2021 ends with the highest inflation level in three decades. According to the advance data of the INE, prices have shot up 6.7% in December compared to last year. This represents a rise of 1.2 points compared to the data of a month ago, the largest increase in a single month, since 1983, according to the INE
Once again, electricity has been the main driver of the rise, according to Statistics. The month of December will end with the most expensive average electricity bill and that is transferred directly to the CPI. Also, although to a lesser extent, food has contributed to inflation soaring in this final stretch of the year
With this data, which will have to be confirmed within two weeks, 2021 inflation will have traveled in 2021 from one extreme to the opposite, since we had just closed 2020 with an inflation of -0.5% and we ended 2021 at 6.7 %, the highest level since March 1992.
Tensions in world trade
The annual rate of the CPI thus closes a year in which the evolution of prices has been rising since February, when it was at 0.0%, in a context of high energy prices and tensions in world trade in the face of the slowdown in the pandemic in 2020 where negative rates were recorded.

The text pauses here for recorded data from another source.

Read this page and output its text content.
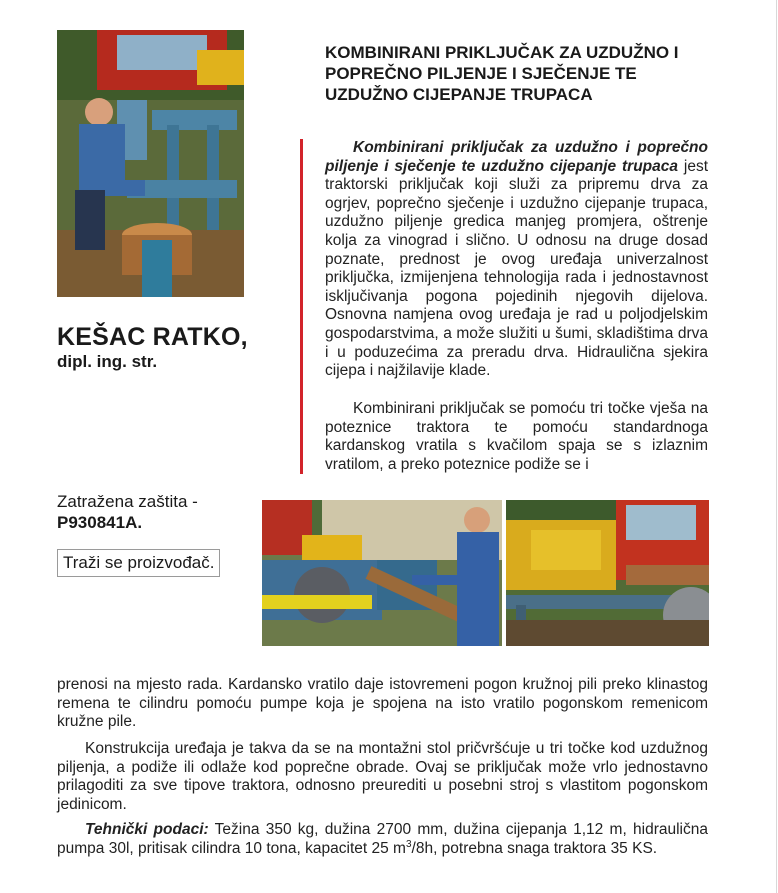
KEŠAC RATKO,
dipl. ing. str.
KOMBINIRANI PRIKLJUČAK ZA UZDUŽNO I POPREČNO PILJENJE I SJEČENJE TE UZDUŽNO CIJEPANJE TRUPACA

Kombinirani priključak za uzdužno i poprečno piljenje i sječenje te uzdužno cijepanje trupaca jest traktorski priključak koji služi za pripremu drva za ogrjev, poprečno sječenje i uzdužno cijepanje trupaca, uzdužno piljenje gredica manjeg promjera, oštrenje kolja za vinograd i slično. U odnosu na druge dosad poznate, prednost je ovog uređaja univerzalnost priključka, izmijenjena tehnologija rada i jednostavnost isključivanja pogona pojedinih njegovih dijelova. Osnovna namjena ovog uređaja je rad u poljodjelskim gospodarstvima, a može služiti u šumi, skladištima drva i u poduzećima za preradu drva. Hidraulična sjekira cijepa i najžilavije klade.

Kombinirani priključak se pomoću tri točke vješa na poteznice traktora te pomoću standardnoga kardanskog vratila s kvačilom spaja se s izlaznim vratilom, a preko poteznice podiže se i

Zatražena zaštita -
P930841A.
Traži se proizvođač.

prenosi na mjesto rada. Kardansko vratilo daje istovremeni pogon kružnoj pili preko klinastog remena te cilindru pomoću pumpe koja je spojena na isto vratilo pogonskom remenicom kružne pile.

Konstrukcija uređaja je takva da se na montažni stol pričvršćuje u tri točke kod uzdužnog piljenja, a podiže ili odlaže kod poprečne obrade. Ovaj se priključak može vrlo jednostavno prilagoditi za sve tipove traktora, odnosno preurediti u posebni stroj s vlastitom pogonskom jedinicom.

Tehnički podaci: Težina 350 kg, dužina 2700 mm, dužina cijepanja 1,12 m, hidraulična pumpa 30l, pritisak cilindra 10 tona, kapacitet 25 $m^3/8h$, potrebna snaga traktora 35 KS.
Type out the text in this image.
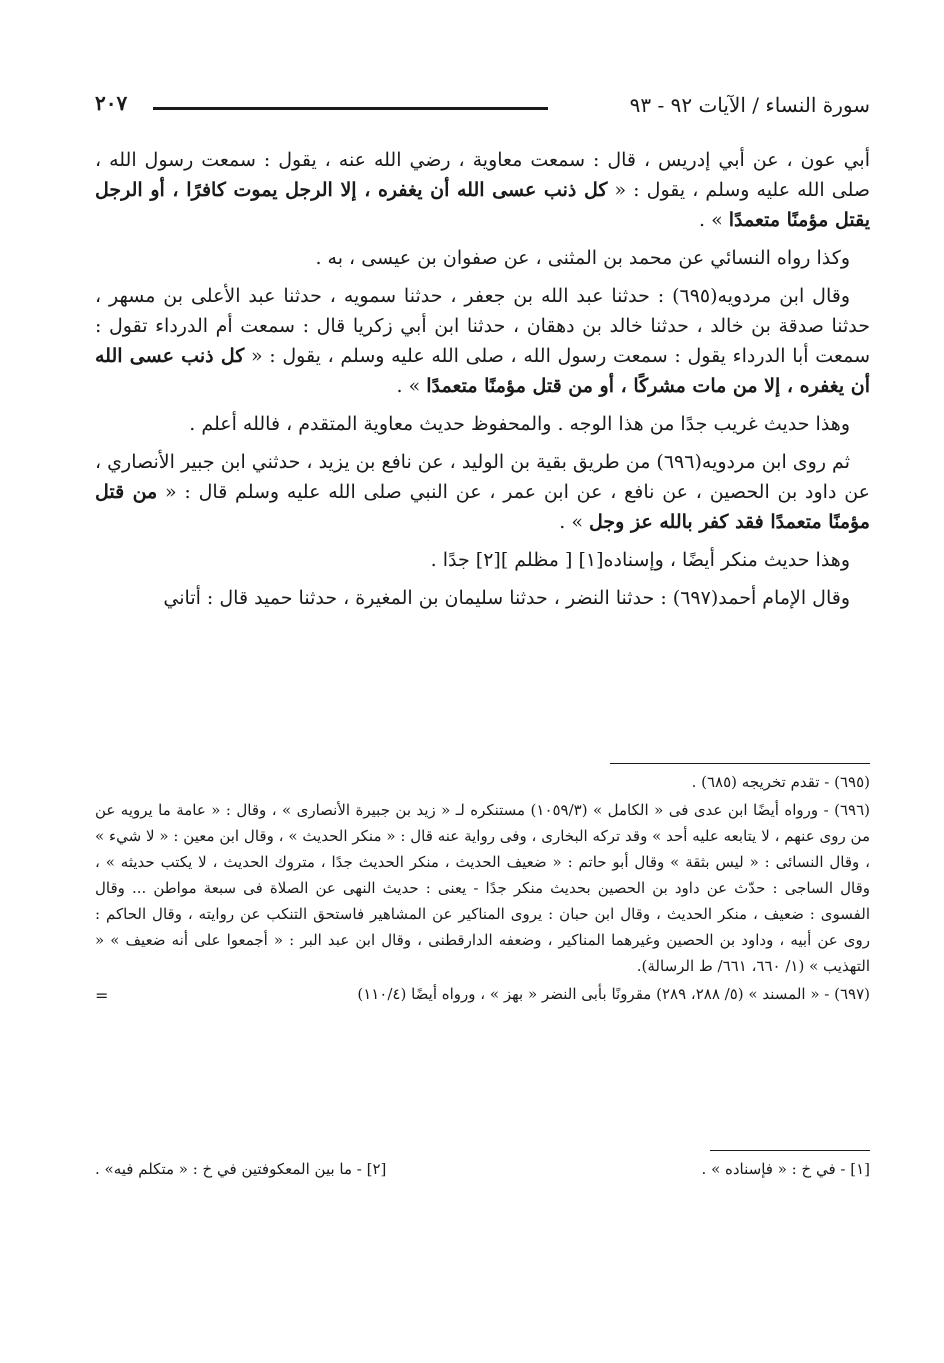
سورة النساء / الآيات ٩٢ - ٩٣
٢٠٧

أبي عون ، عن أبي إدريس ، قال : سمعت معاوية ، رضي الله عنه ، يقول : سمعت رسول الله ، صلى الله عليه وسلم ، يقول : « كل ذنب عسى الله أن يغفره ، إلا الرجل يموت كافرًا ، أو الرجل يقتل مؤمنًا متعمدًا » .

وكذا رواه النسائي عن محمد بن المثنى ، عن صفوان بن عيسى ، به .

وقال ابن مردويه(٦٩٥) : حدثنا عبد الله بن جعفر ، حدثنا سمويه ، حدثنا عبد الأعلى بن مسهر ، حدثنا صدقة بن خالد ، حدثنا خالد بن دهقان ، حدثنا ابن أبي زكريا قال : سمعت أم الدرداء تقول : سمعت أبا الدرداء يقول : سمعت رسول الله ، صلى الله عليه وسلم ، يقول : « كل ذنب عسى الله أن يغفره ، إلا من مات مشركًا ، أو من قتل مؤمنًا متعمدًا » .

وهذا حديث غريب جدًا من هذا الوجه . والمحفوظ حديث معاوية المتقدم ، فالله أعلم .

ثم روى ابن مردويه(٦٩٦) من طريق بقية بن الوليد ، عن نافع بن يزيد ، حدثني ابن جبير الأنصاري ، عن داود بن الحصين ، عن نافع ، عن ابن عمر ، عن النبي صلى الله عليه وسلم قال : « من قتل مؤمنًا متعمدًا فقد كفر بالله عز وجل » .

وهذا حديث منكر أيضًا ، وإسناده[١] [ مظلم ][٢] جدًا .

وقال الإمام أحمد(٦٩٧) : حدثنا النضر ، حدثنا سليمان بن المغيرة ، حدثنا حميد قال : أتاني

(٦٩٥) - تقدم تخريجه (٦٨٥) .

(٦٩٦) - ورواه أيضًا ابن عدى فى « الكامل » (١٠٥٩/٣) مستنكره لـ « زيد بن جبيرة الأنصارى » ، وقال : « عامة ما يرويه عن من روى عنهم ، لا يتابعه عليه أحد » وقد تركه البخارى ، وفى رواية عنه قال : « منكر الحديث » ، وقال ابن معين : « لا شيء » ، وقال النسائى : « ليس بثقة » وقال أبو حاتم : « ضعيف الحديث ، منكر الحديث جدًا ، متروك الحديث ، لا يكتب حديثه » ، وقال الساجى : حدّث عن داود بن الحصين بحديث منكر جدًا - يعنى : حديث النهى عن الصلاة فى سبعة مواطن ... وقال الفسوى : ضعيف ، منكر الحديث ، وقال ابن حبان : يروى المناكير عن المشاهير فاستحق التنكب عن روايته ، وقال الحاكم : روى عن أبيه ، وداود بن الحصين وغيرهما المناكير ، وضعفه الدارقطنى ، وقال ابن عبد البر : « أجمعوا على أنه ضعيف » « التهذيب » (١/ ٦٦٠، ٦٦١/ ط الرسالة).

(٦٩٧) - « المسند » (٥/ ٢٨٨، ٢٨٩) مقرونًا بأبى النضر « بهز » ، ورواه أيضًا (١١٠/٤)
=

[١] - في خ : « فإسناده » .
[٢] - ما بين المعكوفتين في خ : « متكلم فيه» .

In April, the rate exceeded 2%, climbing each month with more intensity since the summer when energy prices began to rise, to which food has been added in the final stretch of the year.
Underlying inflation
Without taking energy and food into account, the estimated annual variation rate of core inflation also rises, although to a much lesser extent, with four tenths to 2.1%, placing almost five points below that of the CPI general. It is, however, the highest rate of core inflation since March 2013.
From the Government, the Minister of the Presidency, Relations with the Courts and Democratic Memory, Félix Bolaños, has indicated that although the rate is high, all the organizations agree that it is something “transitory” and “temporary” that in 2022 “goes away to be able to correct “.
Speaking at Moncloa after the meeting of the Mixed Commission for Reconstruction, Recovery and Support for the island of La Palma, Bolaños has stressed that the inflation figures are a consequence of the tug of the world economic recovery and that they compare with a 2020 “in which inflation was zero”.
He also stressed that the measures put in place to stop the rise in electricity have made inflation “lower.”
“Pretty worrying”
“It is quite a worrying fact,” says Guillermo Rocafort, a professor at the European University. “In Europe they are taking the iron out of the matter, but comments that come from the US Fed that warn that inflation may be in the medium-long term should be taken into account. These are negative data for Spain and the EU.”
“We are seeing how underlying inflation, if we remove the unprocessed food and energy component, continues to escalate and is already above the ECB’s inflation targets above 2%,” the IEB professor told Efe. Javier Santacruz.
“The economy is not strong enough at this time of recovery, income or corporate profits to compensate for the fall in the purchasing power of families,” he adds.
From the unions, the UGT has denounced that while the advance of the IPC data “is close to 7%, the salaries in the agreement only grow 1.5%” and before that it urges the employer to negotiate an “immediate” increase in the salaries and the Government to raise the SMI to 1,000 euros in 2022.